I had to use a different stat command on my Linux system. This worked for me:

find . -type f -exec stat -c %s {} \; | cut -c 1 | sort | uniq -c

Note that I exclude directories to avoid the size 4096 bias.

I ran it in my "project" directory and found that 38% of my file sizes begin with "1". That directory includes Perl source code files, input data files, and automatically generated output files.

After the digit "1" the distributions ranged from 3% to 9% with no obvious bias I could see.

revicon · on Jan 26, 2010

Limiting to just files is a good idea, and if we employ our good friend awk it cuts the time down significantly. This one should work for both OSX and Linux.

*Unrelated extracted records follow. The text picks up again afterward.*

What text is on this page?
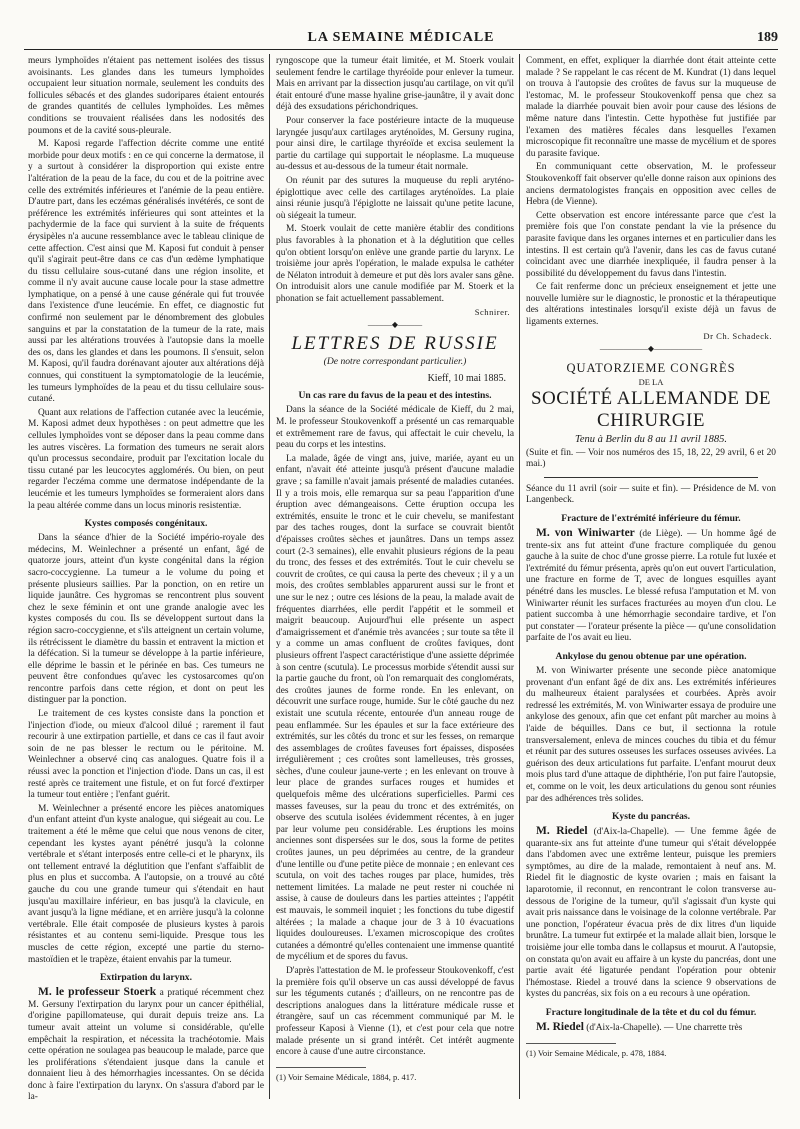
LA SEMAINE MÉDICALE	189

meurs lymphoïdes n'étaient pas nettement isolées des tissus avoisinants. Les glandes dans les tumeurs lymphoïdes occupaient leur situation normale, seulement les conduits des follicules sébacés et des glandes sudoripares étaient entourés de grandes quantités de cellules lymphoïdes. Les mêmes conditions se trouvaient réalisées dans les nodosités des poumons et de la cavité sous-pleurale.

M. Kaposi regarde l'affection décrite comme une entité morbide pour deux motifs : en ce qui concerne la dermatose, il y a surtout à considérer la disproportion qui existe entre l'altération de la peau de la face, du cou et de la poitrine avec celle des extrémités inférieures et l'anémie de la peau entière. D'autre part, dans les eczémas généralisés invétérés, ce sont de préférence les extrémités inférieures qui sont atteintes et la pachydermie de la face qui survient à la suite de fréquents érysipèles n'a aucune ressemblance avec le tableau clinique de cette affection. C'est ainsi que M. Kaposi fut conduit à penser qu'il s'agirait peut-être dans ce cas d'un œdème lymphatique du tissu cellulaire sous-cutané dans une région insolite, et comme il n'y avait aucune cause locale pour la stase admettre lymphatique, on a pensé à une cause générale qui fut trouvée dans l'existence d'une leucémie. En effet, ce diagnostic fut confirmé non seulement par le dénombrement des globules sanguins et par la constatation de la tumeur de la rate, mais aussi par les altérations trouvées à l'autopsie dans la moelle des os, dans les glandes et dans les poumons. Il s'ensuit, selon M. Kaposi, qu'il faudra dorénavant ajouter aux altérations déjà connues, qui constituent la symptomatologie de la leucémie, les tumeurs lymphoïdes de la peau et du tissu cellulaire sous-cutané.

Quant aux relations de l'affection cutanée avec la leucémie, M. Kaposi admet deux hypothèses : on peut admettre que les cellules lymphoïdes vont se déposer dans la peau comme dans les autres viscères. La formation des tumeurs ne serait alors qu'un processus secondaire, produit par l'excitation locale du tissu cutané par les leucocytes agglomérés. Ou bien, on peut regarder l'eczéma comme une dermatose indépendante de la leucémie et les tumeurs lymphoïdes se formeraient alors dans la peau altérée comme dans un locus minoris resistentiæ.

Kystes composés congénitaux.

Dans la séance d'hier de la Société império-royale des médecins, M. Weinlechner a présenté un enfant, âgé de quatorze jours, atteint d'un kyste congénital dans la région sacro-coccygienne. La tumeur a le volume du poing et présente plusieurs saillies. Par la ponction, on en retire un liquide jaunâtre. Ces hygromas se rencontrent plus souvent chez le sexe féminin et ont une grande analogie avec les kystes composés du cou. Ils se développent surtout dans la région sacro-coccygienne, et s'ils atteignent un certain volume, ils rétrécissent le diamètre du bassin et entravent la miction et la défécation. Si la tumeur se développe à la partie inférieure, elle déprime le bassin et le périnée en bas. Ces tumeurs ne peuvent être confondues qu'avec les cystosarcomes qu'on rencontre parfois dans cette région, et dont on peut les distinguer par la ponction.

Le traitement de ces kystes consiste dans la ponction et l'injection d'iode, ou mieux d'alcool dilué ; rarement il faut recourir à une extirpation partielle, et dans ce cas il faut avoir soin de ne pas blesser le rectum ou le péritoine. M. Weinlechner a observé cinq cas analogues. Quatre fois il a réussi avec la ponction et l'injection d'iode. Dans un cas, il est resté après ce traitement une fistule, et on fut forcé d'extirper la tumeur tout entière ; l'enfant guérit.

M. Weinlechner a présenté encore les pièces anatomiques d'un enfant atteint d'un kyste analogue, qui siégeait au cou. Le traitement a été le même que celui que nous venons de citer, cependant les kystes ayant pénétré jusqu'à la colonne vertébrale et s'étant interposés entre celle-ci et le pharynx, ils ont tellement entravé la déglutition que l'enfant s'affaiblit de plus en plus et succomba. A l'autopsie, on a trouvé au côté gauche du cou une grande tumeur qui s'étendait en haut jusqu'au maxillaire inférieur, en bas jusqu'à la clavicule, en avant jusqu'à la ligne médiane, et en arrière jusqu'à la colonne vertébrale. Elle était composée de plusieurs kystes à parois résistantes et au contenu semi-liquide. Presque tous les muscles de cette région, excepté une partie du sterno-mastoïdien et le trapèze, étaient envahis par la tumeur.

Extirpation du larynx.

M. le professeur Stoerk a pratiqué récemment chez M. Gersuny l'extirpation du larynx pour un cancer épithélial, d'origine papillomateuse, qui durait depuis treize ans. La tumeur avait atteint un volume si considérable, qu'elle empêchait la respiration, et nécessita la trachéotomie. Mais cette opération ne soulagea pas beaucoup le malade, parce que les proliférations s'étendaient jusque dans la canule et donnaient lieu à des hémorrhagies incessantes. On se décida donc à faire l'extirpation du larynx. On s'assura d'abord par le la-

ryngoscope que la tumeur était limitée, et M. Stoerk voulait seulement fendre le cartilage thyréoïde pour enlever la tumeur. Mais en arrivant par la dissection jusqu'au cartilage, on vit qu'il était entouré d'une masse hyaline grise-jaunâtre, il y avait donc déjà des exsudations périchondriques.

Pour conserver la face postérieure intacte de la muqueuse laryngée jusqu'aux cartilages aryténoïdes, M. Gersuny rugina, pour ainsi dire, le cartilage thyréoïde et excisa seulement la partie du cartilage qui supportait le néoplasme. La muqueuse au-dessus et au-dessous de la tumeur était normale.

On réunit par des sutures la muqueuse du repli aryténo-épiglottique avec celle des cartilages aryténoïdes. La plaie ainsi réunie jusqu'à l'épiglotte ne laissait qu'une petite lacune, où siégeait la tumeur.

M. Stoerk voulait de cette manière établir des conditions plus favorables à la phonation et à la déglutition que celles qu'on obtient lorsqu'on enlève une grande partie du larynx. Le troisième jour après l'opération, le malade expulsa le cathéter de Nélaton introduit à demeure et put dès lors avaler sans gêne. On introduisit alors une canule modifiée par M. Stoerk et la phonation se fait actuellement passablement.

Schnirer.
———◆———
LETTRES DE RUSSIE
(De notre correspondant particulier.)
Kieff, 10 mai 1885.
Un cas rare du favus de la peau et des intestins.

Dans la séance de la Société médicale de Kieff, du 2 mai, M. le professeur Stoukovenkoff a présenté un cas remarquable et extrêmement rare de favus, qui affectait le cuir chevelu, la peau du corps et les intestins.

La malade, âgée de vingt ans, juive, mariée, ayant eu un enfant, n'avait été atteinte jusqu'à présent d'aucune maladie grave ; sa famille n'avait jamais présenté de maladies cutanées. Il y a trois mois, elle remarqua sur sa peau l'apparition d'une éruption avec démangeaisons. Cette éruption occupa les extrémités, ensuite le tronc et le cuir chevelu, se manifestant par des taches rouges, dont la surface se couvrait bientôt d'épaisses croûtes sèches et jaunâtres. Dans un temps assez court (2-3 semaines), elle envahit plusieurs régions de la peau du tronc, des fesses et des extrémités. Tout le cuir chevelu se couvrit de croûtes, ce qui causa la perte des cheveux ; il y a un mois, des croûtes semblables apparurent aussi sur le front et une sur le nez ; outre ces lésions de la peau, la malade avait de fréquentes diarrhées, elle perdit l'appétit et le sommeil et maigrit beaucoup. Aujourd'hui elle présente un aspect d'amaigrissement et d'anémie très avancées ; sur toute sa tête il y a comme un amas confluent de croûtes faviques, dont plusieurs offrent l'aspect caractéristique d'une assiette déprimée à son centre (scutula). Le processus morbide s'étendit aussi sur la partie gauche du front, où l'on remarquait des conglomérats, des croûtes jaunes de forme ronde. En les enlevant, on découvrit une surface rouge, humide. Sur le côté gauche du nez existait une scutula récente, entourée d'un anneau rouge de peau enflammée. Sur les épaules et sur la face extérieure des extrémités, sur les côtés du tronc et sur les fesses, on remarque des assemblages de croûtes faveuses fort épaisses, disposées irrégulièrement ; ces croûtes sont lamelleuses, très grosses, sèches, d'une couleur jaune-verte ; en les enlevant on trouve à leur place de grandes surfaces rouges et humides et quelquefois même des ulcérations superficielles. Parmi ces masses faveuses, sur la peau du tronc et des extrémités, on observe des scutula isolées évidemment récentes, à en juger par leur volume peu considérable. Les éruptions les moins anciennes sont dispersées sur le dos, sous la forme de petites croûtes jaunes, un peu déprimées au centre, de la grandeur d'une lentille ou d'une petite pièce de monnaie ; en enlevant ces scutula, on voit des taches rouges par place, humides, très nettement limitées. La malade ne peut rester ni couchée ni assise, à cause de douleurs dans les parties atteintes ; l'appétit est mauvais, le sommeil inquiet ; les fonctions du tube digestif altérées ; la malade a chaque jour de 3 à 10 évacuations liquides douloureuses. L'examen microscopique des croûtes cutanées a démontré qu'elles contenaient une immense quantité de mycélium et de spores du favus.

D'après l'attestation de M. le professeur Stoukovenkoff, c'est la première fois qu'il observe un cas aussi développé de favus sur les téguments cutanés ; d'ailleurs, on ne rencontre pas de descriptions analogues dans la littérature médicale russe et étrangère, sauf un cas récemment communiqué par M. le professeur Kaposi à Vienne (1), et c'est pour cela que notre malade présente un si grand intérêt. Cet intérêt augmente encore à cause d'une autre circonstance.

(1) Voir Semaine Médicale, 1884, p. 417.

Comment, en effet, expliquer la diarrhée dont était atteinte cette malade ? Se rappelant le cas récent de M. Kundrat (1) dans lequel on trouva à l'autopsie des croûtes de favus sur la muqueuse de l'estomac, M. le professeur Stoukovenkoff pensa que chez sa malade la diarrhée pouvait bien avoir pour cause des lésions de même nature dans l'intestin. Cette hypothèse fut justifiée par l'examen des matières fécales dans lesquelles l'examen microscopique fit reconnaître une masse de mycélium et de spores du parasite favique.

En communiquant cette observation, M. le professeur Stoukovenkoff fait observer qu'elle donne raison aux opinions des anciens dermatologistes français en opposition avec celles de Hebra (de Vienne).

Cette observation est encore intéressante parce que c'est la première fois que l'on constate pendant la vie la présence du parasite favique dans les organes internes et en particulier dans les intestins. Il est certain qu'à l'avenir, dans les cas de favus cutané coïncidant avec une diarrhée inexpliquée, il faudra penser à la possibilité du développement du favus dans l'intestin.

Ce fait renferme donc un précieux enseignement et jette une nouvelle lumière sur le diagnostic, le pronostic et la thérapeutique des altérations intestinales lorsqu'il existe déjà un favus de ligaments externes.

Dr Ch. Schadeck.
——————◆——————
QUATORZIEME CONGRÈS
DE LA
SOCIÉTÉ ALLEMANDE DE CHIRURGIE
Tenu à Berlin du 8 au 11 avril 1885.

(Suite et fin. — Voir nos numéros des 15, 18, 22, 29 avril, 6 et 20 mai.)

Séance du 11 avril (soir — suite et fin). — Présidence de M. von Langenbeck.

Fracture de l'extrémité inférieure du fémur.

M. von Winiwarter (de Liège). — Un homme âgé de trente-six ans fut atteint d'une fracture compliquée du genou gauche à la suite de choc d'une grosse pierre. La rotule fut luxée et l'extrémité du fémur présenta, après qu'on eut ouvert l'articulation, une fracture en forme de T, avec de longues esquilles ayant pénétré dans les muscles. Le blessé refusa l'amputation et M. von Winiwarter réunit les surfaces fracturées au moyen d'un clou. Le patient succomba à une hémorrhagie secondaire tardive, et l'on put constater — l'orateur présente la pièce — qu'une consolidation parfaite de l'os avait eu lieu.

Ankylose du genou obtenue par une opération.

M. von Winiwarter présente une seconde pièce anatomique provenant d'un enfant âgé de dix ans. Les extrémités inférieures du malheureux étaient paralysées et courbées. Après avoir redressé les extrémités, M. von Winiwarter essaya de produire une ankylose des genoux, afin que cet enfant pût marcher au moins à l'aide de béquilles. Dans ce but, il sectionna la rotule transversalement, enleva de minces couches du tibia et du fémur et réunit par des sutures osseuses les surfaces osseuses avivées. La guérison des deux articulations fut parfaite. L'enfant mourut deux mois plus tard d'une attaque de diphthérie, l'on put faire l'autopsie, et, comme on le voit, les deux articulations du genou sont réunies par des adhérences très solides.

Kyste du pancréas.

M. Riedel (d'Aix-la-Chapelle). — Une femme âgée de quarante-six ans fut atteinte d'une tumeur qui s'était développée dans l'abdomen avec une extrême lenteur, puisque les premiers symptômes, au dire de la malade, remontaient à neuf ans. M. Riedel fit le diagnostic de kyste ovarien ; mais en faisant la laparotomie, il reconnut, en rencontrant le colon transverse au-dessous de l'origine de la tumeur, qu'il s'agissait d'un kyste qui avait pris naissance dans le voisinage de la colonne vertébrale. Par une ponction, l'opérateur évacua près de dix litres d'un liquide brunâtre. La tumeur fut extirpée et la malade allait bien, lorsque le troisième jour elle tomba dans le collapsus et mourut. A l'autopsie, on constata qu'on avait eu affaire à un kyste du pancréas, dont une partie avait été ligaturée pendant l'opération pour obtenir l'hémostase. Riedel a trouvé dans la science 9 observations de kystes du pancréas, six fois on a eu recours à une opération.

Fracture longitudinale de la tête et du col du fémur.

M. Riedel (d'Aix-la-Chapelle). — Une charrette très

(1) Voir Semaine Médicale, p. 478, 1884.
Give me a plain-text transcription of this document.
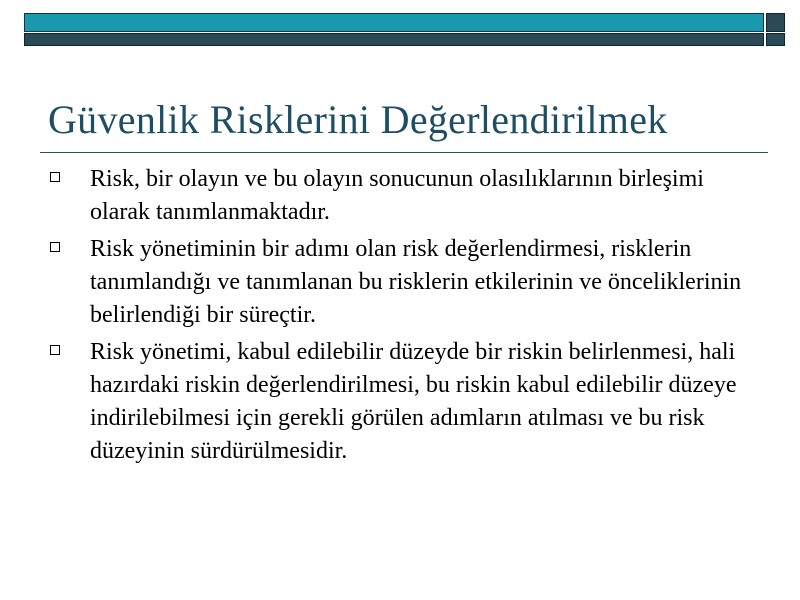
Güvenlik Risklerini Değerlendirilmek
Risk, bir olayın ve bu olayın sonucunun olasılıklarının birleşimi olarak tanımlanmaktadır.
Risk yönetiminin bir adımı olan risk değerlendirmesi, risklerin tanımlandığı ve tanımlanan bu risklerin etkilerinin ve önceliklerinin belirlendiği bir süreçtir.
Risk yönetimi, kabul edilebilir düzeyde bir riskin belirlenmesi, hali hazırdaki riskin değerlendirilmesi, bu riskin kabul edilebilir düzeye indirilebilmesi için gerekli görülen adımların atılması ve bu risk düzeyinin sürdürülmesidir.
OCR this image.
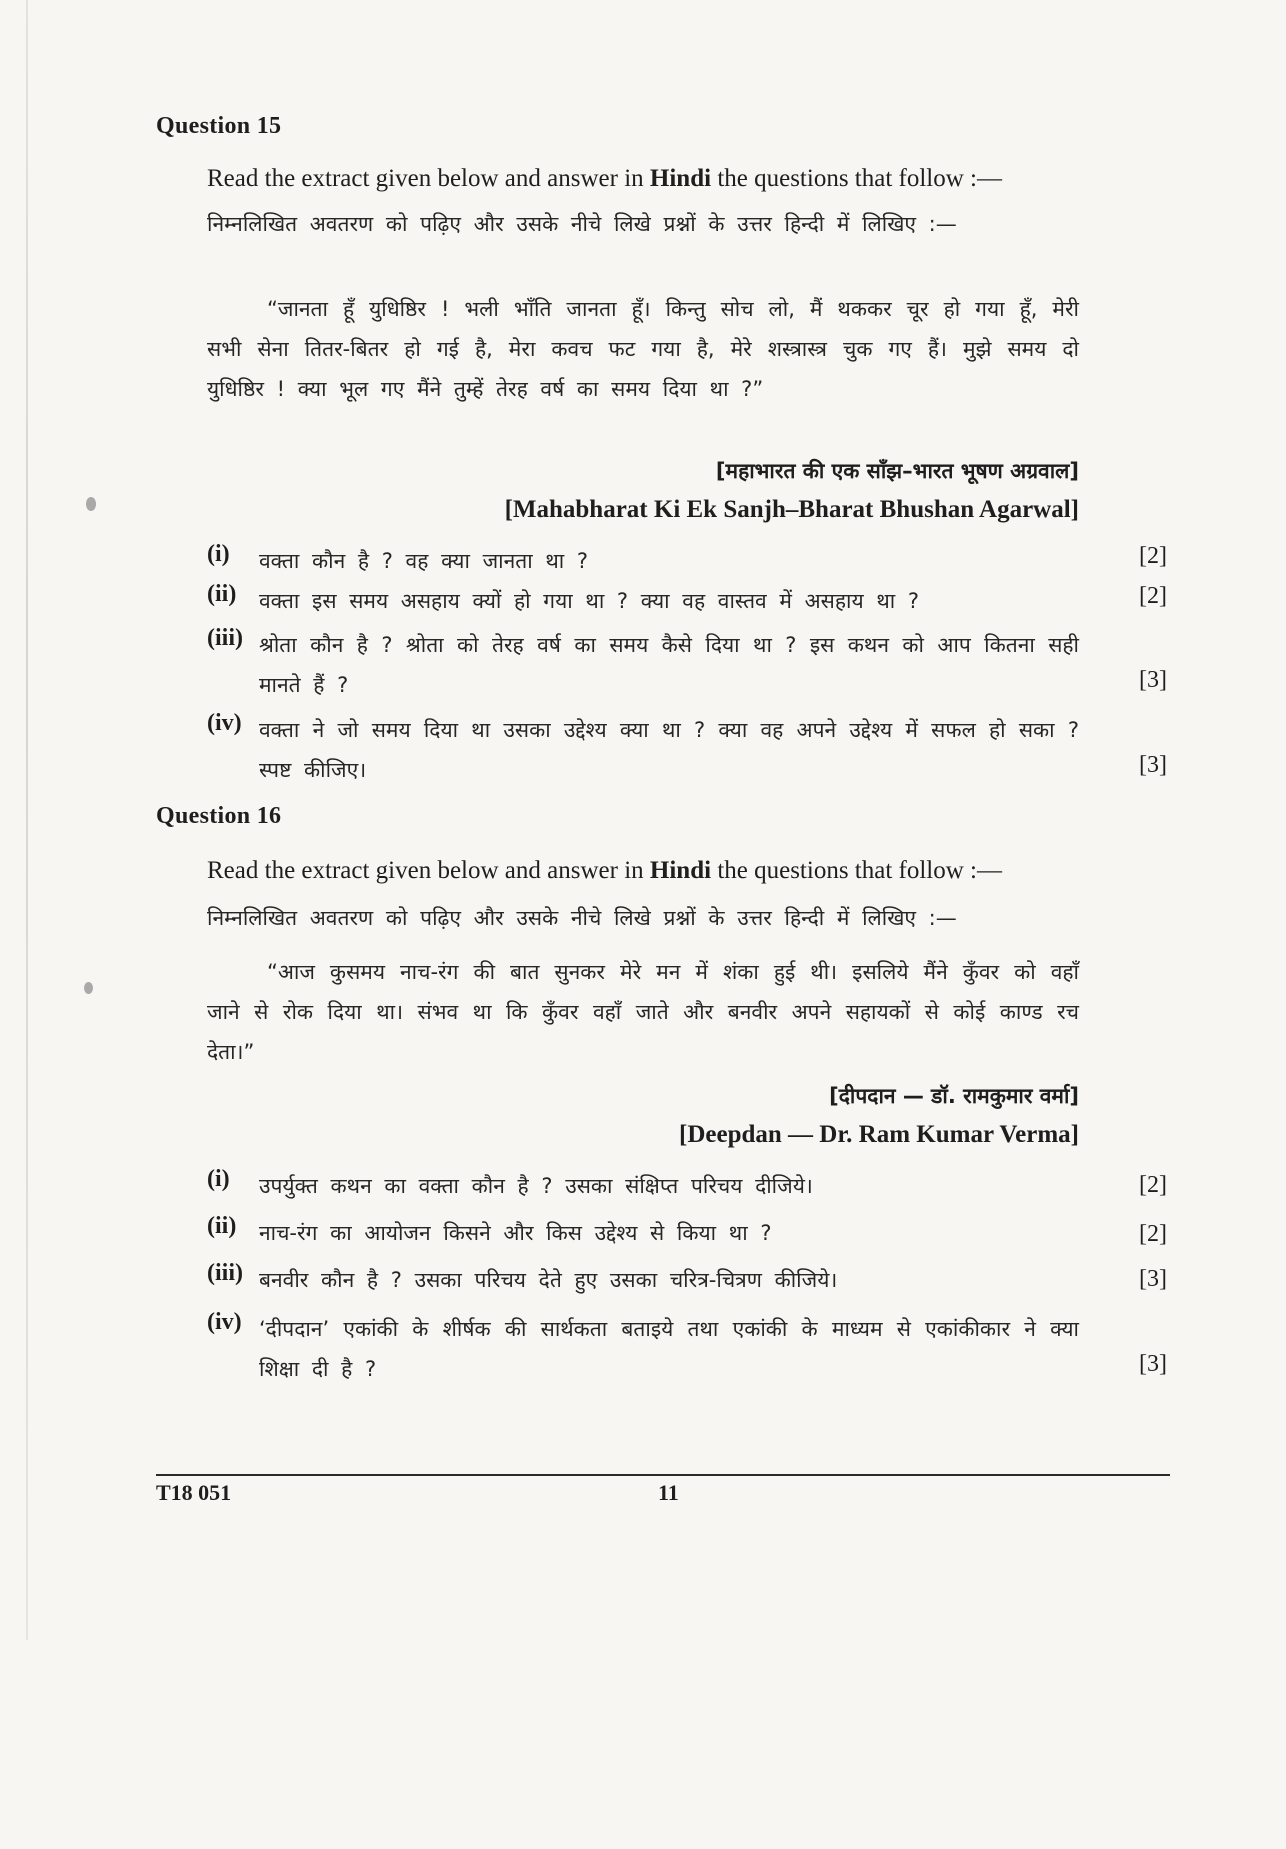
Question 15
Read the extract given below and answer in Hindi the questions that follow :—
निम्नलिखित अवतरण को पढ़िए और उसके नीचे लिखे प्रश्नों के उत्तर हिन्दी में लिखिए :—
“जानता हूँ युधिष्ठिर ! भली भाँति जानता हूँ। किन्तु सोच लो, मैं थककर चूर हो गया हूँ, मेरी सभी सेना तितर-बितर हो गई है, मेरा कवच फट गया है, मेरे शस्त्रास्त्र चुक गए हैं। मुझे समय दो युधिष्ठिर ! क्या भूल गए मैंने तुम्हें तेरह वर्ष का समय दिया था ?”
[महाभारत की एक साँझ–भारत भूषण अग्रवाल]
[Mahabharat Ki Ek Sanjh–Bharat Bhushan Agarwal]
(i) वक्ता कौन है ? वह क्या जानता था ?	[2]
(ii) वक्ता इस समय असहाय क्यों हो गया था ? क्या वह वास्तव में असहाय था ?	[2]
(iii) श्रोता कौन है ? श्रोता को तेरह वर्ष का समय कैसे दिया था ? इस कथन को आप कितना सही मानते हैं ?	[3]
(iv) वक्ता ने जो समय दिया था उसका उद्देश्य क्या था ? क्या वह अपने उद्देश्य में सफल हो सका ? स्पष्ट कीजिए।	[3]
Question 16
Read the extract given below and answer in Hindi the questions that follow :—
निम्नलिखित अवतरण को पढ़िए और उसके नीचे लिखे प्रश्नों के उत्तर हिन्दी में लिखिए :—
“आज कुसमय नाच-रंग की बात सुनकर मेरे मन में शंका हुई थी। इसलिये मैंने कुँवर को वहाँ जाने से रोक दिया था। संभव था कि कुँवर वहाँ जाते और बनवीर अपने सहायकों से कोई काण्ड रच देता।”
[दीपदान — डॉ. रामकुमार वर्मा]
[Deepdan — Dr. Ram Kumar Verma]
(i) उपर्युक्त कथन का वक्ता कौन है ? उसका संक्षिप्त परिचय दीजिये।	[2]
(ii) नाच-रंग का आयोजन किसने और किस उद्देश्य से किया था ?	[2]
(iii) बनवीर कौन है ? उसका परिचय देते हुए उसका चरित्र-चित्रण कीजिये।	[3]
(iv) ‘दीपदान’ एकांकी के शीर्षक की सार्थकता बताइये तथा एकांकी के माध्यम से एकांकीकार ने क्या शिक्षा दी है ?	[3]
T18 051	11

find . -type f -ls | awk '{print $7}' | cut -c -1 | sort | uniq -c

fexl · on Jan 27, 2010

MUCH faster, thanks.

Now I'm piping that into Perl to convert the counts to percentages. If I figure out a one-liner for that I'll let you know.

Next I'll be tempted to write a module for generating "realistic" (Benford-compliant) random numbers using this concise specification from HN contributor "shrughes":

"Data whose logarithm is uniformly distributed does [follow Benford's Law]."

I could use that to produce demo or test data.